Patience. Wise friends in recovery have warned me against praying for patience for years–if you ask God for patience, He gives you opportunities (which are often painful) to grow in patience rather than granting your wish and instantly filling you with the virtue. At least that’s been my experience. I did not ask God to let me become pregnant, but He blessed me with my baby anyway. As someone who has feared and loathed pregnancy my entire life, I did not look forward to spending 40+ weeks of my life dealing with the growing pains of pregnancy. Although I did not enjoy being pregnant and hope to avoid repeating that experience, I definitely gained patience as a result of the complications and symptoms I faced during pregnancy which were utterly out of my control. As I sat in my recliner for hours on end, I learned that letting the dust accumulate on the carpet for a few more days would not cause anyone any harm and that taking only one course in the fall semester would simply slow the rate of completion for graduate school, not stop it.
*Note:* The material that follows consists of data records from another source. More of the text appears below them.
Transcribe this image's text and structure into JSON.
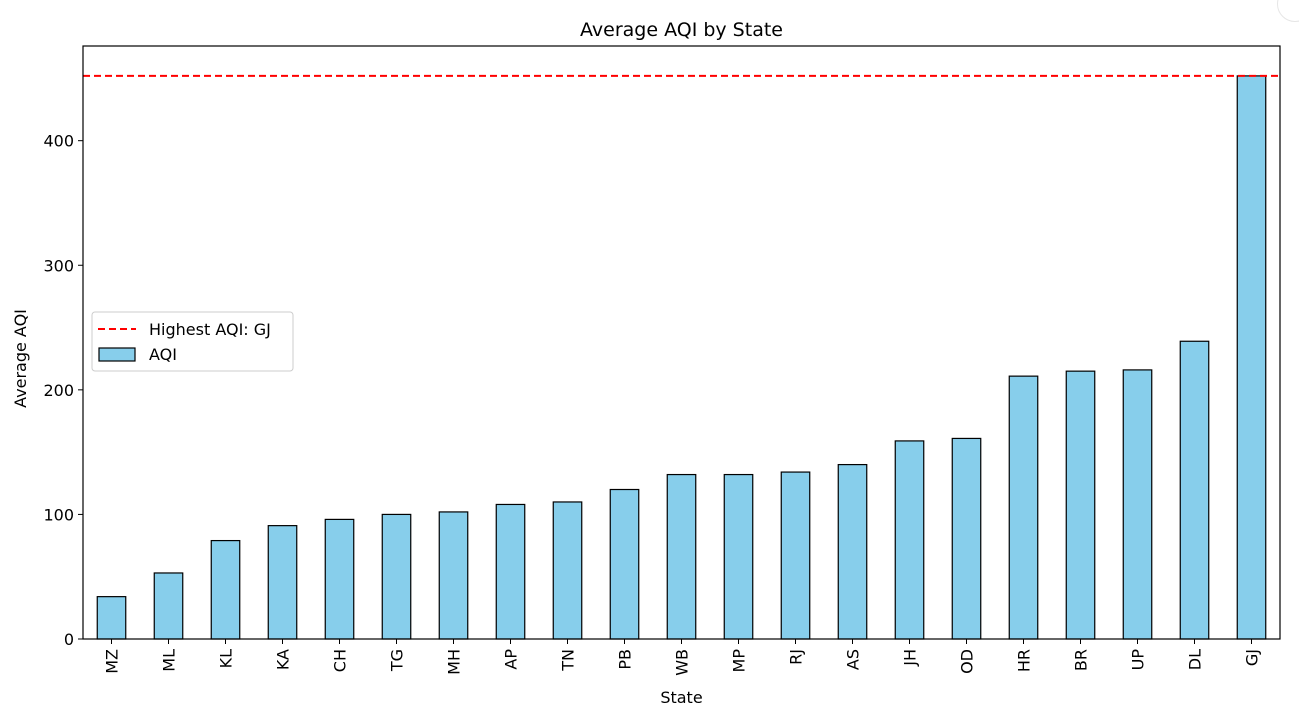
{
  "chart_data": {
    "type": "bar",
    "title": "Average AQI by State",
    "xlabel": "State",
    "ylabel": "Average AQI",
    "categories": [
      "MZ",
      "ML",
      "KL",
      "KA",
      "CH",
      "TG",
      "MH",
      "AP",
      "TN",
      "PB",
      "WB",
      "MP",
      "RJ",
      "AS",
      "JH",
      "OD",
      "HR",
      "BR",
      "UP",
      "DL",
      "GJ"
    ],
    "series": [
      {
        "name": "AQI",
        "values": [
          34,
          53,
          79,
          91,
          96,
          100,
          102,
          108,
          110,
          120,
          132,
          132,
          134,
          140,
          159,
          161,
          211,
          215,
          216,
          239,
          452
        ],
        "color": "#87ceeb",
        "edge_color": "#000000"
      }
    ],
    "reference_line": {
      "label": "Highest AQI: GJ",
      "value": 452,
      "color": "#ff0000",
      "style": "dashed"
    },
    "ylim": [
      0,
      476
    ],
    "yticks": [
      0,
      100,
      200,
      300,
      400
    ],
    "grid": false,
    "legend_position": "center-left"
  }
}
I didn’t ask for patience, but I’m glad I got it.
- Security. I’m not sure why, but ever since I was a child I’ve had an unfounded fear of someone breaking in to my house at night and hurting or murdering me and my family. I didn’t watch horror movies or even scary television shows as a child, so I’m not sure where this fear originated. After circumstances surrounding my experience of being raped, my fear of this increased and seemed logical rather than irrational. I have been known to refuse to sleep on the side of the bed closest to the door, to check the locks on doors and windows countless times, and to lie in bed for hours on end, listening to every little creak and groan of the floors, wind, and tree limbs. I’ve been too scared to sleep, literally and not so literally. In July of 2010, when I met my husband, the number of sheep required for counting each night began lowering.
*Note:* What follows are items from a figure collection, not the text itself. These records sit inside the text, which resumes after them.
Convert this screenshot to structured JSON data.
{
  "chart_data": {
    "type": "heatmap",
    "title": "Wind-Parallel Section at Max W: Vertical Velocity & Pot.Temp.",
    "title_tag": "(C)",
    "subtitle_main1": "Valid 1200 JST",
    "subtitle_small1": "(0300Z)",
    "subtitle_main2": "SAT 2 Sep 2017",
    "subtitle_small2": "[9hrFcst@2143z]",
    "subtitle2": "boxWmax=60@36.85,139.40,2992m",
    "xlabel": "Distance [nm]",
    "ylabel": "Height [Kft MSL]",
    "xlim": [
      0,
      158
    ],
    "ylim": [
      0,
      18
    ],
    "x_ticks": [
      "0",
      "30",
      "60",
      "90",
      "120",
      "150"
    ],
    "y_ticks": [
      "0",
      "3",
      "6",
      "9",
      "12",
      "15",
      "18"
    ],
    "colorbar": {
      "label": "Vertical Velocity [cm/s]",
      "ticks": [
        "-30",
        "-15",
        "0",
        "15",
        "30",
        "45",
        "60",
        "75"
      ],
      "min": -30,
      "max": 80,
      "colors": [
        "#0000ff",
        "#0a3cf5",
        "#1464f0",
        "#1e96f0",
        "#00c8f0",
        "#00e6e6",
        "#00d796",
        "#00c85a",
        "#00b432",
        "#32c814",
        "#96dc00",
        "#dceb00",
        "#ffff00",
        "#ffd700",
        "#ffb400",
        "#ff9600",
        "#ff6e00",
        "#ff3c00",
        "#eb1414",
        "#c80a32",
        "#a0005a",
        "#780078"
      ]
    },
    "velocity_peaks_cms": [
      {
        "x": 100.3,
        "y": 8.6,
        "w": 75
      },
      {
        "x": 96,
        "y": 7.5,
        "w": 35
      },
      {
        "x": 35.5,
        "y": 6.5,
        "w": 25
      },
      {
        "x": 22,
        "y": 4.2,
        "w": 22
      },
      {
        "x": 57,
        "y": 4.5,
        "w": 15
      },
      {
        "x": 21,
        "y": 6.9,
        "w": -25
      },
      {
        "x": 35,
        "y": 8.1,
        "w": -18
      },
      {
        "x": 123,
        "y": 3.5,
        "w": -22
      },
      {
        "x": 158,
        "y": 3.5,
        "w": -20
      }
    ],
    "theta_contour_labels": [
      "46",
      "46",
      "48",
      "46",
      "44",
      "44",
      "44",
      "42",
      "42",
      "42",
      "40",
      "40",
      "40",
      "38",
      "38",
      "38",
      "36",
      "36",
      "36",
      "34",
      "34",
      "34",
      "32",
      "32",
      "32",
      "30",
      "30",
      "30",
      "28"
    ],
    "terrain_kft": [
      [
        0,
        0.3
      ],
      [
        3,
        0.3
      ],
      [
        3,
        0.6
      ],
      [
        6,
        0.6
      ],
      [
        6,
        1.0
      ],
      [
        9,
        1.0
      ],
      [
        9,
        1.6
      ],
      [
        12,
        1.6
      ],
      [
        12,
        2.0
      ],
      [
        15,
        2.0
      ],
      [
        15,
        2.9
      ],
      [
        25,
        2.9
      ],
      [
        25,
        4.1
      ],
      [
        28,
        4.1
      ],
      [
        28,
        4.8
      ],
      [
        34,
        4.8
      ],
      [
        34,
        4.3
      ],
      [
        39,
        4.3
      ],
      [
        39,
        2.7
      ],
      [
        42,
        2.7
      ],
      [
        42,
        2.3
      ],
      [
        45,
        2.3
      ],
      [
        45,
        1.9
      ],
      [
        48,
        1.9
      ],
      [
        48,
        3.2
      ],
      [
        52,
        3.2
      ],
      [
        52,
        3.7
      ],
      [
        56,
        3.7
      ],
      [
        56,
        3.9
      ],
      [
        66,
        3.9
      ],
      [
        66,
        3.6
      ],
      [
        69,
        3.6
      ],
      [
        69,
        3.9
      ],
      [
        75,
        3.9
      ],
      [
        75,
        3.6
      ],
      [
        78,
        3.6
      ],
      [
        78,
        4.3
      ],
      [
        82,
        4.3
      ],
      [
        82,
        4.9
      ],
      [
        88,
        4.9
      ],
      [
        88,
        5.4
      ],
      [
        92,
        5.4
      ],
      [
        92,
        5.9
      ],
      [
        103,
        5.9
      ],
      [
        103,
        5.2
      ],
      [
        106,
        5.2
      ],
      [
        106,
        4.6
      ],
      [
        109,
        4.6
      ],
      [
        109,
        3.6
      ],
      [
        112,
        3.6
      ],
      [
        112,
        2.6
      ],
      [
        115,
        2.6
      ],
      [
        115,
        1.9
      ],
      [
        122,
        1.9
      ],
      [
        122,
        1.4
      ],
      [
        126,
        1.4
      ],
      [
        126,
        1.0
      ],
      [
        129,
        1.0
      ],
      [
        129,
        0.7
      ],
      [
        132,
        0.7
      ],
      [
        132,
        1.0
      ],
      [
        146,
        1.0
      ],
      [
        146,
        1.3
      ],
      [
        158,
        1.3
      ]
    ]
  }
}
As I watched him choose good over evil, right over wrong, and truth over deception repeatedly, I believed his declaration of love for me more and more. I learned to trust him. This year deepened my trust for him in many ways. He cared for me selflessly during the roughest patches of my pregnancy. He encouraged me to quit my job in order to focus on finishing graduate school and resting during my pregnancy, promising me that he would take care of me financially. Having started working at age 13 as a tutor and never remaining unemployed for more than a few weeks ever since, trusting someone else to meet my needs felt foreign. But as I learned to still my worried mind, and close my watchful eyes, I found myself finally able to rest.
Fulfillment. I thought I’d felt fulfilled before. I’d accomplished plenty. I made all A’s in high school. I graduated from college with honors. I have maintained a perfect GPA in graduate school so far. I have held great paying jobs and managed people, events, and departments. I’ve donated my time and energy to serving others overseas and in my local community. I’ve reached out and helped others and experienced the joy of being used by God as a catalyst for growth and revelation in others’ lives. I had no idea that I’d never felt as fulfilled as I could, and I certainly didn’t expect that I’d feel completely fulfilled by becoming a mother. But I do.
If I’ve learned anything this year, it’s that the unexpected gifts are always the best.